Getting Data In

How to alert on noise messages while preventing indexing for most of them

teedilo
Path Finder

We index logs from an application that is generally well behaved, but occasionally it gets into a state where it starts logging tons of messages. Fortunately, the messages that are logged are specific enough to pick out with a couple of regex expressions. Right now I have indexer side filtering configured to completely eliminate these messages from being logged. (There are already examples of how to do this in other posts and in Splunk documentation, but I included the relevant genericized configuration file entries at the bottom of this post for completeness sake.)

What I would like to do, however, is to be able to detect when the application gets into this state, yet prevent most messages from being indexed, mainly to avoid exceeding our Splunk indexing limits. My thoughts are to:

1) Configure a new index (separate from the main index) that has very limited space defined for it (using maxTotalDataSizeMB etc. in server.conf to control the index size).

2) Send the noise messages to the new index.

3) Create a saved search to send alerts when a lot of the noise messages are occurring.

4) Use the "splunk clean eventdata -index " CLI command to clean out all of the noise messages from the special index after the application has been restarted (which gets the app to behave properly once again until the next time it starts misbehaving).

I'm pretty sure I can fumble through the configuration file changes necessary to accommodate this plan (although I'd certainly welcome any examples! 🙂 ) My question is whether this sounds like the best way to accomplish what I'm trying to do. Thoughts?

CURRENT CONFIGURATION FILE ENTRIES FOR SENDING NOISE MESSAGES TO NULL

props.conf:

[noisyapplogs]
TRANSFORMS-null1 = setnull1
TRANSFORMS-null2 = setnull2

transforms.conf:

[setnull1]
REGEX = noise message 1
DEST_KEY = queue
FORMAT = nullQueue

[setnull2]
REGEX = noise message 2
DEST_KEY = queue
FORMAT = nullQueue
1 Solution

lguinn2
Legend

In some ways, this is a pretty good plan.

I don't think it is at all necessary to clean the eventdata. This will take care of itself if you size the index relatively small.

Since you will be indexing all the noisy data - this plan is NOT going to save you any of your Splunk license. That is -unless the alert will be quick enough to allow you to manually intervene and stop the inflow of noise.

It is a good idea to isolate the noise from the "good data." This will save disk space and keep your good indexes from being filled with "junk" that could potentially slow searches or distort results.

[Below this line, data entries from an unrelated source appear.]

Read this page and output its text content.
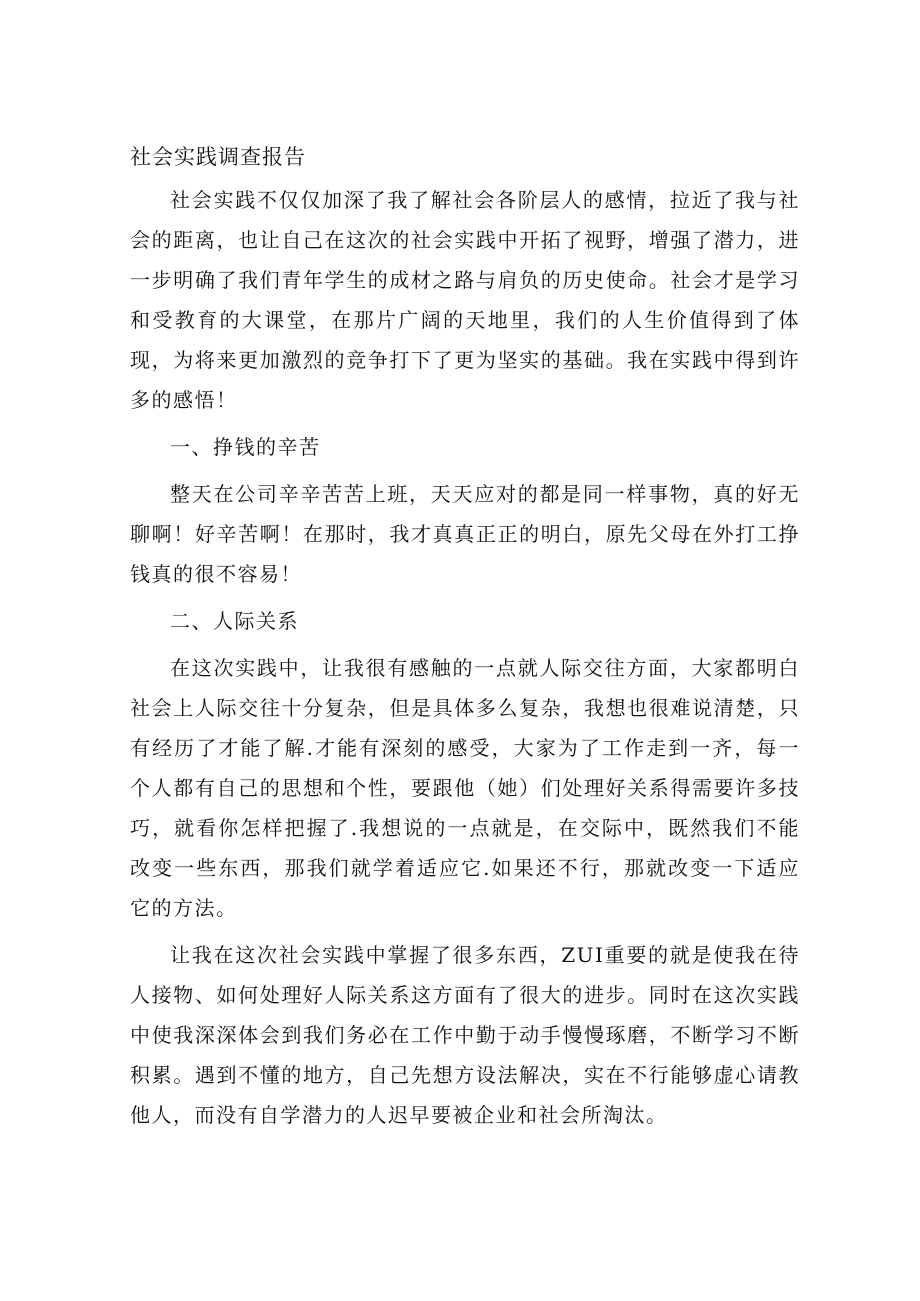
社会实践调查报告

社会实践不仅仅加深了我了解社会各阶层人的感情，拉近了我与社会的距离，也让自己在这次的社会实践中开拓了视野，增强了潜力，进一步明确了我们青年学生的成材之路与肩负的历史使命。社会才是学习和受教育的大课堂，在那片广阔的天地里，我们的人生价值得到了体现，为将来更加激烈的竞争打下了更为坚实的基础。我在实践中得到许多的感悟！

一、挣钱的辛苦

整天在公司辛辛苦苦上班，天天应对的都是同一样事物，真的好无聊啊！好辛苦啊！在那时，我才真真正正的明白，原先父母在外打工挣钱真的很不容易！

二、人际关系

在这次实践中，让我很有感触的一点就人际交往方面，大家都明白社会上人际交往十分复杂，但是具体多么复杂，我想也很难说清楚，只有经历了才能了解.才能有深刻的感受，大家为了工作走到一齐，每一个人都有自己的思想和个性，要跟他（她）们处理好关系得需要许多技巧，就看你怎样把握了.我想说的一点就是，在交际中，既然我们不能改变一些东西，那我们就学着适应它.如果还不行，那就改变一下适应它的方法。

让我在这次社会实践中掌握了很多东西，ZUI重要的就是使我在待人接物、如何处理好人际关系这方面有了很大的进步。同时在这次实践中使我深深体会到我们务必在工作中勤于动手慢慢琢磨，不断学习不断积累。遇到不懂的地方，自己先想方设法解决，实在不行能够虚心请教他人，而没有自学潜力的人迟早要被企业和社会所淘汰。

This is all you need to do to your transforms.conf stanzas to change them. Instead of sending the data to the nullQueue, the following stanza will send it to an index named NoiseIndex

[setnull1]
REGEX = noise message 1
DEST_KEY = _MetaData:Index
FORMAT = NoiseIndex

View solution in original post

lguinn2
Legend

In some ways, this is a pretty good plan.

I don't think it is at all necessary to clean the eventdata. This will take care of itself if you size the index relatively small.

Since you will be indexing all the noisy data - this plan is NOT going to save you any of your Splunk license. That is -unless the alert will be quick enough to allow you to manually intervene and stop the inflow of noise.

It is a good idea to isolate the noise from the "good data." This will save disk space and keep your good indexes from being filled with "junk" that could potentially slow searches or distort results.

This is all you need to do to your transforms.conf stanzas to change them. Instead of sending the data to the nullQueue, the following stanza will send it to an index named NoiseIndex

[setnull1]
REGEX = noise message 1
DEST_KEY = _MetaData:Index
FORMAT = NoiseIndex

teedilo
Path Finder

Thanks for confirming my suspicions. Unfortunate. One way to accomplish this might be to delete the noise index in a script using the REST interface that runs from a saved search that detects the noise, but I probably won't bother with anything that elaborate. As workarounds I might minimize the noise messages using SEDCMD to reduce their indexing footprint, or send the messages to null on half of the indexers. Thanks again.

0 Karma

lguinn2
Legend

There is no way to stop the indexing.

Either you are indexing the input or you aren't. There is no concept of "filling an index" - when an index becomes full, the oldest data is eliminated to make room for the new data - and the new data still counts against your license.

As you noted, filling the volume will stop indexing to all indexes, not just the noise index.

0 Karma

teedilo
Path Finder

Thanks for the reply. I had considered the advantages of isolating the noise in a separate index to keep the main indexes from being filled with this noise. However, my main goal was to stop indexing automatically by configuring the "noise index" to be small enough such that indexing to that index would stop when the index was "full". Revisiting the documentation, I'm wondering whether this is readily feasible. I see that minFreeSpace (in server.conf) can be used to stop indexing when volume space drops below some minimum, but I can't use that if that will affect all indexes. Thoughts?